These soft bread pockets are stuffed with a brightly-coloured pudding made from stale bread, milk, eggs, sugar, vanilla, and food colouring. Variations on the filling also include those made from ube (purple), pineapple (yellow), monggo (brown) and pandan (green). It is generally sweet as most of Filipino breads do.

 Kalihim Recipe

For pudding filling
Stale bread, cut into pieces (I used white bread)
2 cups milk
3 eggs
1/3 cup sugar
1/2 tsp salt
1 tsp vanilla
Red food coloring (or whatever color you prefer or none at all)

For the dough
1 1/2 to 2 cups all-purpose flour, divided use
1 envelope FLEISCHMANN’S RapidRise Yeast
3/4 teaspoon salt
2/3 cup very warm water (120 to 130 degrees F)
1 tbsp oil

1 egg white, beaten plus 1 tbsp water

Place the cut up stale bread in a loaf pan up to 2/3 full.

Mix the milk, 3 eggs, sugar, 1/2 teaspoon salt and vanilla. Press the stale bread pieces then pour the mixture and let soak. Press some more with fork to make sure you release gas and bread pieces absorb the mixture. You may let this sit in the fridge for several hours or overnight.

Puree the pudding in a food processor. Add food coloring and cook in a saucepan on medium heat, stirring frequently to avoid scorching. Stop when it is thick. Let cool down, then form into a log using a cling wrap. Chill when cool enough to place in the fridge.

In a large bowl, combine 1 cup flour, undissolved yeast, and 3/4 teaspoon salt. Gradually add 2/3 cup very warm water and oil to flour mixture. Beat 2 minutes at medium speed of electric mixer, scraping bowl occasionally. Stir in enough remaining flour to make a soft dough. Knead on lightly floured surface until smooth and elastic, about 8 to 10 minutes. Cover; let rest 10 minutes.

Roll dough to 12×10-inch rectangle. Place the pudding log onto it and wrap with the dough. Pinch seams to seal. Place on a greased baking sheet seam side down. Flatten a bit. Brush with egg glaze. Pierce with fork tines on several spots for vents. Place in a draft-free moist and warm place to rise for about 30 minutes.
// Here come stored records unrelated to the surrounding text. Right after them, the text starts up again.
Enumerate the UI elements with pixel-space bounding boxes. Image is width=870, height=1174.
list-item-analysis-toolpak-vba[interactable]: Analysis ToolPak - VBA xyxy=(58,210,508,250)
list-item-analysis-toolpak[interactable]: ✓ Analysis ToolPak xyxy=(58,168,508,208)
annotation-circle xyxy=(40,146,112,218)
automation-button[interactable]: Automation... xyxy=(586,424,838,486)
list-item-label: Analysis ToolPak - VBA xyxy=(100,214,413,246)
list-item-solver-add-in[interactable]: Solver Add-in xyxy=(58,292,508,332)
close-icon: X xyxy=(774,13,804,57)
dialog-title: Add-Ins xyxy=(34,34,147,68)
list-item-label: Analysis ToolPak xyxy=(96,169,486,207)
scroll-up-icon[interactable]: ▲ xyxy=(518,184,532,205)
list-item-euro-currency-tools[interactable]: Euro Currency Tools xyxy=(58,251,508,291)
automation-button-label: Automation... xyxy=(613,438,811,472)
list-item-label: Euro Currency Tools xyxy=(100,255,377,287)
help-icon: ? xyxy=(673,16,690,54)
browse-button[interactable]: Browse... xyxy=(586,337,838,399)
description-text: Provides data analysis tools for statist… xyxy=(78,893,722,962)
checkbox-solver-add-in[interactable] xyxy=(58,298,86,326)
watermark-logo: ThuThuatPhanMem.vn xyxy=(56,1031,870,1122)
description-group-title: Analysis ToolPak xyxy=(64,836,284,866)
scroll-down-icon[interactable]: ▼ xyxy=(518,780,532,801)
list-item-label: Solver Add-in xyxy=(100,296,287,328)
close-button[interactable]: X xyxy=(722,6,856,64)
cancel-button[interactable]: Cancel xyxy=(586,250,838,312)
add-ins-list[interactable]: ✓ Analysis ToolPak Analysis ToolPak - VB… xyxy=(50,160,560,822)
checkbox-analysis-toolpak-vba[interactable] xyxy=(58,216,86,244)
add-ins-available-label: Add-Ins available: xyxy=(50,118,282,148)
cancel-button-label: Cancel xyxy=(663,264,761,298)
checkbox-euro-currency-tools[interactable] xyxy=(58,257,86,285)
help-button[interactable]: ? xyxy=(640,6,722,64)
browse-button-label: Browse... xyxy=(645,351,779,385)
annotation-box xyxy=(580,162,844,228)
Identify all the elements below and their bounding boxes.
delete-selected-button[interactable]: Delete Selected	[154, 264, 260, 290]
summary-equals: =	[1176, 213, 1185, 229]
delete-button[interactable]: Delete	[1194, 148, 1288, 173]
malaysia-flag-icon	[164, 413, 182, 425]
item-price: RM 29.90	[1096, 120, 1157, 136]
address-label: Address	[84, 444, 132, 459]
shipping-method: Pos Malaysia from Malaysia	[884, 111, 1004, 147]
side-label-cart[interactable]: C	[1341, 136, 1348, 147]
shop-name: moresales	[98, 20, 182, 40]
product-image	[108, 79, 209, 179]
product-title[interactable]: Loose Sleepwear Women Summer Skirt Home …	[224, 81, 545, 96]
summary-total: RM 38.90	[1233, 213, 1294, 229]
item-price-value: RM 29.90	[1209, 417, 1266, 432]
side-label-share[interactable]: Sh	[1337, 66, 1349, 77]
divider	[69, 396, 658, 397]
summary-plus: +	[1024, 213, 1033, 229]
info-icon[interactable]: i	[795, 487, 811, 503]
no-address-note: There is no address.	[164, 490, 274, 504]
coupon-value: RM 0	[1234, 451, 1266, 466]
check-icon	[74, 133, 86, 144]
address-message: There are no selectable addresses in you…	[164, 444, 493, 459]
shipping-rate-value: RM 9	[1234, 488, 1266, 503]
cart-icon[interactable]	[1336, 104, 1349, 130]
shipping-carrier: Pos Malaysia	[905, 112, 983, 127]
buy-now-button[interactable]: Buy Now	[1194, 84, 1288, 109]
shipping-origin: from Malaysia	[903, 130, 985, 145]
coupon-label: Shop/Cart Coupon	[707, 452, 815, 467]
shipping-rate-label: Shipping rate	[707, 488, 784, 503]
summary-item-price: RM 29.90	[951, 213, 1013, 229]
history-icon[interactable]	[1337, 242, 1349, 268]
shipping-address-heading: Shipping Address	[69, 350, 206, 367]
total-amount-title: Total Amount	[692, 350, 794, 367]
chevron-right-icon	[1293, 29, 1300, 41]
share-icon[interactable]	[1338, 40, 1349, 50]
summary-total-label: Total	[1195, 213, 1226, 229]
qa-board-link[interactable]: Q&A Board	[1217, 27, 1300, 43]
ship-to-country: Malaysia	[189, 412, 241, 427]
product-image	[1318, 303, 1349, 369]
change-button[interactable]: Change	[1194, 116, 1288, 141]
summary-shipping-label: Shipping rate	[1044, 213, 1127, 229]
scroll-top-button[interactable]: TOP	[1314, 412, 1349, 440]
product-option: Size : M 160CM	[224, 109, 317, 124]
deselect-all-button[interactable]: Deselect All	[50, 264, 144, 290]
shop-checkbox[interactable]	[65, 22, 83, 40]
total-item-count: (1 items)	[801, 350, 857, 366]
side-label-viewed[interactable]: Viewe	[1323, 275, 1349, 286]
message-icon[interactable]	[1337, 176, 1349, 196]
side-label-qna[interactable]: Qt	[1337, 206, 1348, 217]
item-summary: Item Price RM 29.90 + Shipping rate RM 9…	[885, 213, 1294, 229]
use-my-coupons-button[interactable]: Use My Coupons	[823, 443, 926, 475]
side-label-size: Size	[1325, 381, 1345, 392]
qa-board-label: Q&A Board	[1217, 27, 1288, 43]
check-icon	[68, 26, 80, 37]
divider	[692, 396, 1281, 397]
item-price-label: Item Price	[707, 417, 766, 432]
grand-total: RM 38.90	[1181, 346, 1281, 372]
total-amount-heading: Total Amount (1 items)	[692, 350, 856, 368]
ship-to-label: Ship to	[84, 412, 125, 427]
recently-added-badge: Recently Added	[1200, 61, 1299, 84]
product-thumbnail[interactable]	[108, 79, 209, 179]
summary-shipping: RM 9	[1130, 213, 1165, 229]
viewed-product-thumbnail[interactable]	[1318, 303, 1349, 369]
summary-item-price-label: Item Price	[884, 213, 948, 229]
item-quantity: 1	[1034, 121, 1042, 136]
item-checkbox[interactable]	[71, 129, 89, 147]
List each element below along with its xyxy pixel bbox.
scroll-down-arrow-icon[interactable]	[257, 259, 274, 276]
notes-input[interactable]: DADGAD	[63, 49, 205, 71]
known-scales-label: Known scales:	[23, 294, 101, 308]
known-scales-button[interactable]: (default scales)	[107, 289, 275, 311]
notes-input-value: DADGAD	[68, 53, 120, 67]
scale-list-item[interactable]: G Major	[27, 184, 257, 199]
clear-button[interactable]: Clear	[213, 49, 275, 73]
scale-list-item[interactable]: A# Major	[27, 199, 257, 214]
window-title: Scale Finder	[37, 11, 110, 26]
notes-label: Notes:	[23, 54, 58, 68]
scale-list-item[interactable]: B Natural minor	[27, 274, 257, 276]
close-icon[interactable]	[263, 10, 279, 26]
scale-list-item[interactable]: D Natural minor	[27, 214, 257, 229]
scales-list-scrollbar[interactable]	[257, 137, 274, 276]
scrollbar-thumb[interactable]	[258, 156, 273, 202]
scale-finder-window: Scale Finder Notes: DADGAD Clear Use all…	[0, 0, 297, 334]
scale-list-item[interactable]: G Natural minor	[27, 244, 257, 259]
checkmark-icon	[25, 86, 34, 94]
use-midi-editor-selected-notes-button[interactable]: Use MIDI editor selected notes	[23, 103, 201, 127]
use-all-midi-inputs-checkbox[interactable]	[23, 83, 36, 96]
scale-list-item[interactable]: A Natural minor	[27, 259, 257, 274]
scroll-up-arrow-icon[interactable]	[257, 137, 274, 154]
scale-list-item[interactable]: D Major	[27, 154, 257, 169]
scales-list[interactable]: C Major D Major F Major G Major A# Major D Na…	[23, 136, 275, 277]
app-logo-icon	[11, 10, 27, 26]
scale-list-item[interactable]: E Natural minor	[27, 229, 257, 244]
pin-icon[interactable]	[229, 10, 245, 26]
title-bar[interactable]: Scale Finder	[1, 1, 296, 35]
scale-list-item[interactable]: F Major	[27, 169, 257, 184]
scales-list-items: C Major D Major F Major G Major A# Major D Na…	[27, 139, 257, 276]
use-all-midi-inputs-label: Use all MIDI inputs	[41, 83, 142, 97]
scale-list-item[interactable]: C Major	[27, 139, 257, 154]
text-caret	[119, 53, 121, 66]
Bake at 400 degrees F for about 20 minutes. Let cool for about 10 minutes before slicing. Cool completely before placing in ziploc bags.

Adapted from source: Thorn Club, 6/14/12

Q. When I went to Honolulu, Hawaii, i ate this bread and its called ” Balintawak” It’s a Filipino food type of bread from Jesse’s Bakery, Inc. If anybody know, can you please post any website or any recipe that i can follow to make.

A. Finally found a blog in which the author used several other names that Balintawak bread is known by. Pan de Pula, Pan de Regla, Kalihim, and Kabukiran. Basically the inside is a bread pudding made out of stale bread and dyed red, and then it’s wrapped in another layer of bread dough.